Un atelier de lecture à voix haute ? On peut toujours rêver… et en attendant écouter le maître en la matière, Guillaume Gallienne.

3 commentaires:

Julie Sanchez a dit…

Très bel article Caroline :)
Je lis parfois des passages de ma V.O à voix haute quand je bute sur quelque chose ou que je n'arrive pas à tout saisir en silence.
Je n'avais pas pensé à faire cet exercice sur 5 ou 10 pages! Merci pour ton conseil!
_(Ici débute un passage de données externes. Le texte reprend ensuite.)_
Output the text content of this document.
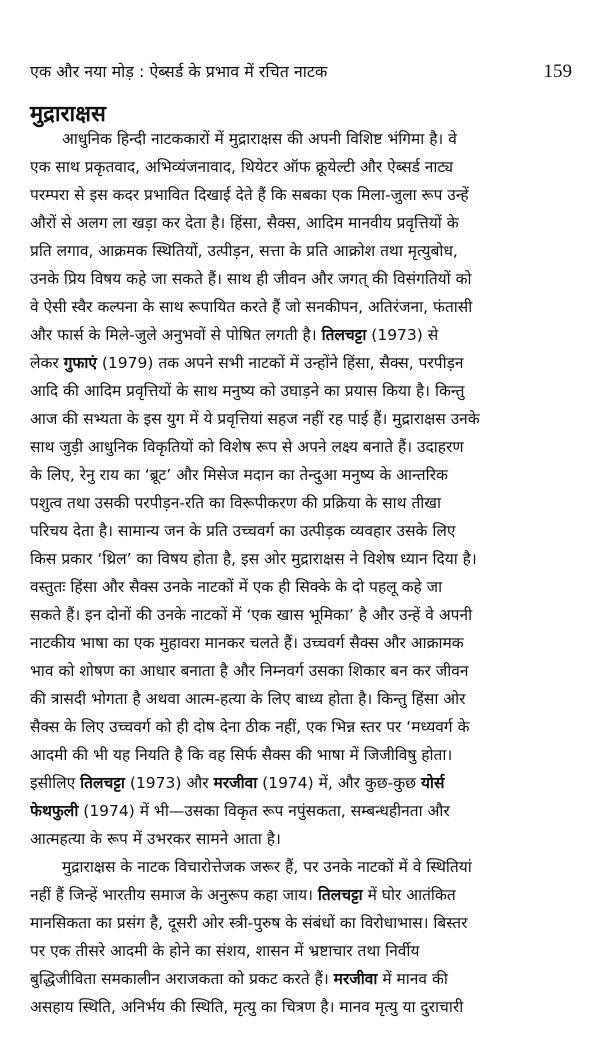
एक और नया मोड़ : ऐब्सर्ड के प्रभाव में रचित नाटक	159
मुद्राराक्षस
आधुनिक हिन्दी नाटककारों में मुद्राराक्षस की अपनी विशिष्ट भंगिमा है। वे
एक साथ प्रकृतवाद, अभिव्यंजनावाद, थियेटर ऑफ क्रूयेल्टी और ऐब्सर्ड नाट्य
परम्परा से इस कदर प्रभावित दिखाई देते हैं कि सबका एक मिला-जुला रूप उन्हें
औरों से अलग ला खड़ा कर देता है। हिंसा, सैक्स, आदिम मानवीय प्रवृत्तियों के
प्रति लगाव, आक्रमक स्थितियों, उत्पीड़न, सत्ता के प्रति आक्रोश तथा मृत्युबोध,
उनके प्रिय विषय कहे जा सकते हैं। साथ ही जीवन और जगत् की विसंगतियों को
वे ऐसी स्वैर कल्पना के साथ रूपायित करते हैं जो सनकीपन, अतिरंजना, फंतासी
और फार्स के मिले-जुले अनुभवों से पोषित लगती है। तिलचट्टा (1973) से
लेकर गुफाएं (1979) तक अपने सभी नाटकों में उन्होंने हिंसा, सैक्स, परपीड़न
आदि की आदिम प्रवृत्तियों के साथ मनुष्य को उघाड़ने का प्रयास किया है। किन्तु
आज की सभ्यता के इस युग में ये प्रवृत्तियां सहज नहीं रह पाई हैं। मुद्राराक्षस उनके
साथ जुड़ी आधुनिक विकृतियों को विशेष रूप से अपने लक्ष्य बनाते हैं। उदाहरण
के लिए, रेनु राय का ‘ब्रूट’ और मिसेज मदान का तेन्दुआ मनुष्य के आन्तरिक
पशुत्व तथा उसकी परपीड़न-रति का विरूपीकरण की प्रक्रिया के साथ तीखा
परिचय देता है। सामान्य जन के प्रति उच्चवर्ग का उत्पीड़क व्यवहार उसके लिए
किस प्रकार ‘थ्रिल’ का विषय होता है, इस ओर मुद्राराक्षस ने विशेष ध्यान दिया है।
वस्तुतः हिंसा और सैक्स उनके नाटकों में एक ही सिक्के के दो पहलू कहे जा
सकते हैं। इन दोनों की उनके नाटकों में ‘एक खास भूमिका’ है और उन्हें वे अपनी
नाटकीय भाषा का एक मुहावरा मानकर चलते हैं। उच्चवर्ग सैक्स और आक्रामक
भाव को शोषण का आधार बनाता है और निम्नवर्ग उसका शिकार बन कर जीवन
की त्रासदी भोगता है अथवा आत्म-हत्या के लिए बाध्य होता है। किन्तु हिंसा ओर
सैक्स के लिए उच्चवर्ग को ही दोष देना ठीक नहीं, एक भिन्न स्तर पर ‘मध्यवर्ग के
आदमी की भी यह नियति है कि वह सिर्फ सैक्स की भाषा में जिजीविषु होता।
इसीलिए तिलचट्टा (1973) और मरजीवा (1974) में, और कुछ-कुछ योर्स
फेथफुली (1974) में भी—उसका विकृत रूप नपुंसकता, सम्बन्धहीनता और
आत्महत्या के रूप में उभरकर सामने आता है।
मुद्राराक्षस के नाटक विचारोत्तेजक जरूर हैं, पर उनके नाटकों में वे स्थितियां
नहीं हैं जिन्हें भारतीय समाज के अनुरूप कहा जाय। तिलचट्टा में घोर आतंकित
मानसिकता का प्रसंग है, दूसरी ओर स्त्री-पुरुष के संबंधों का विरोधाभास। बिस्तर
पर एक तीसरे आदमी के होने का संशय, शासन में भ्रष्टाचार तथा निर्वीय
बुद्धिजीविता समकालीन अराजकता को प्रकट करते हैं। मरजीवा में मानव की
असहाय स्थिति, अनिर्भय की स्थिति, मृत्यु का चित्रण है। मानव मृत्यु या दुराचारी
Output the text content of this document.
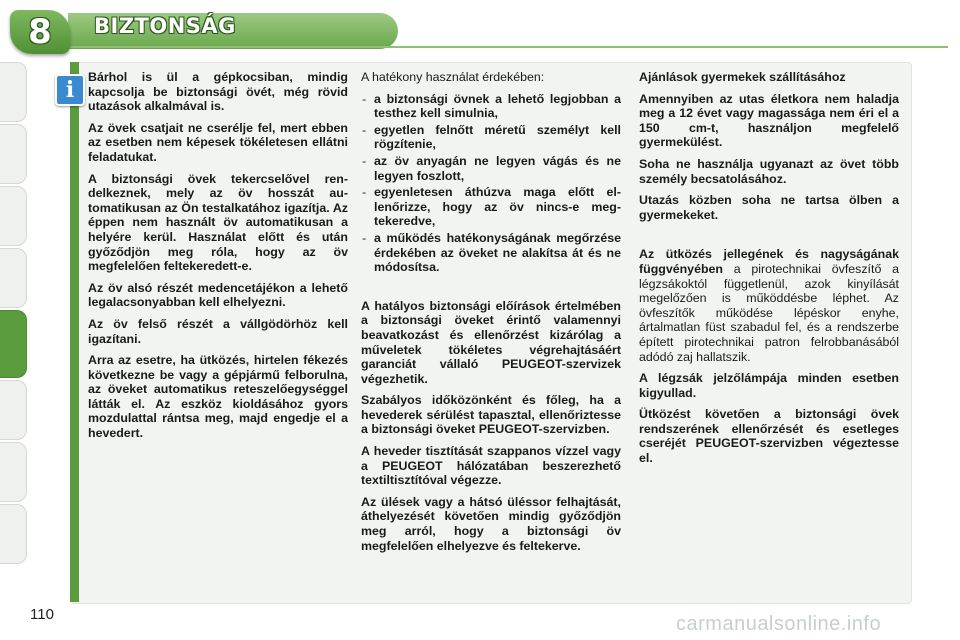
8 BIZTONSÁG
i Bárhol is ül a gépkocsiban, mindig kapcsolja be biztonsági övét, még rövid utazások alkalmával is.

Az övek csatjait ne cserélje fel, mert ebben az esetben nem képesek tökéletesen ellátni feladatukat.

A biztonsági övek tekercselővel rendelkeznek, mely az öv hosszát automatikusan az Ön testalkatához igazítja. Az éppen nem használt öv automatikusan a helyére kerül. Használat előtt és után győződjön meg róla, hogy az öv megfelelően feltekeredett-e.

Az öv alsó részét medencetájékon a lehető legalacsonyabban kell elhelyezni.

Az öv felső részét a vállgödörhöz kell igazítani.

Arra az esetre, ha ütközés, hirtelen fékezés következne be vagy a gépjármű felborulna, az öveket automatikus reteszelőegységgel látták el. Az eszköz kioldásához gyors mozdulattal rántsa meg, majd engedje el a hevedert.

A hatékony használat érdekében:

- a biztonsági övnek a lehető legjobban a testhez kell simulnia,
- egyetlen felnőtt méretű személyt kell rögzítenie,
- az öv anyagán ne legyen vágás és ne legyen foszlott,
- egyenletesen áthúzva maga előtt ellenőrizze, hogy az öv nincs-e megtekeredve,
- a működés hatékonyságának megőrzése érdekében az öveket ne alakítsa át és ne módosítsa.

A hatályos biztonsági előírások értelmében a biztonsági öveket érintő valamennyi beavatkozást és ellenőrzést kizárólag a műveletek tökéletes végrehajtásáért garanciát vállaló PEUGEOT-szervizek végezhetik.

Szabályos időközönként és főleg, ha a hevederek sérülést tapasztal, ellenőriztesse a biztonsági öveket PEUGEOT-szervizben.

A heveder tisztítását szappanos vízzel vagy a PEUGEOT hálózatában beszerezhető textiltisztítóval végezze.

Az ülések vagy a hátsó üléssor felhajtását, áthelyezését követően mindig győződjön meg arról, hogy a biztonsági öv megfelelően elhelyezve és feltekerve.

Ajánlások gyermekek szállításához

Amennyiben az utas életkora nem haladja meg a 12 évet vagy magassága nem éri el a 150 cm-t, használjon megfelelő gyermekülést.

Soha ne használja ugyanazt az övet több személy becsatolásához.

Utazás közben soha ne tartsa ölben a gyermekeket.

Az ütközés jellegének és nagyságának függvényében a pirotechnikai övfeszítő a légzsákoktól függetlenül, azok kinyílását megelőzően is működdésbe léphet. Az övfeszítők működése lépéskor enyhe, ártalmatlan füst szabadul fel, és a rendszerbe épített pirotechnikai patron felrobbanásából adódó zaj hallatszik.

A légzsák jelzőlámpája minden esetben kigyullad.

Ütközést követően a biztonsági övek rendszerének ellenőrzését és esetleges cseréjét PEUGEOT-szervizben végeztesse el.

110	carmanualsonline.info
Pour ce qui est de la honte de lire en classe, je me reconnais bien là! En cours de thème et version, j'avais l'impression de ne même plus savoir parler espagnol. Ce n'est que seule que je me laisse aller et que je prends un réel plaisir à faire vivre le texte (et que je parle mieux, je crois, car je ne suis pas gênée par le regard des autres). C'est malheureux...

Elena a dit…

Voici ce que j’ai trouvé récemment au hasard de mes lectures…
Comment entretenir et améliorer la qualité de sa langue maternelle
[…]
« Laissez-vous porter par la mélodie du texte, laissez la période hugolienne enfler en vous comme une vague, goûtez à la prose ciselée et précise comme un bistouri de Colette, ne dédaignez pas de relire Balzac, promenez-vous dans notre belle littérature de Châteaubriant à Yourcenar, de Voltaire à Anatole France et à Aragon sans oublier de vous retremper parfois dans la truculence rabelaisienne. Ces musiques différentes, que vous apprécierez mieux si vous vous accordez de temps à autre le plaisir d’une lecture à haute voix, contribueront à élargir votre propre registre. Vous découvrirez ainsi que tout bon texte a son rythme propre, sa petite musique cachée qui porte les mots comme ces petits bateaux que des enfants ont lâchés sur une eau courante et qui courent, dansent et jubilent dans la lumière de l’été… Vous apprendrez, du même coup, à repérer la traduction littéraire imparfaite : c’est celle où la phrase se traîne, où le lecteur, sans cesse, perd le fil et ne peut qu’avec effort, au travers d’une forêt d’obstacles, ramener son attention au texte. »
Colette Laplace
In : Comment perfectionner ses connaissances linguistiques, E.S.I.T., Sorbonne Nouvelle-PARIS 3

Tradabordo a dit…

@ Elena : merci… C'est exactement ce que je souhaite que devienne notre blog pendant cette année de transition : un lieu de dialogue autour de la traduction et de pratique de la version, comme avant, mais aussi, plus encore qu'avant, une base de données où nous rassemblerions un maximum de choses sur le sujet qui nous occupe. Des outils, des textes… bref tout ce qui touche de près ou de loin à la traduction.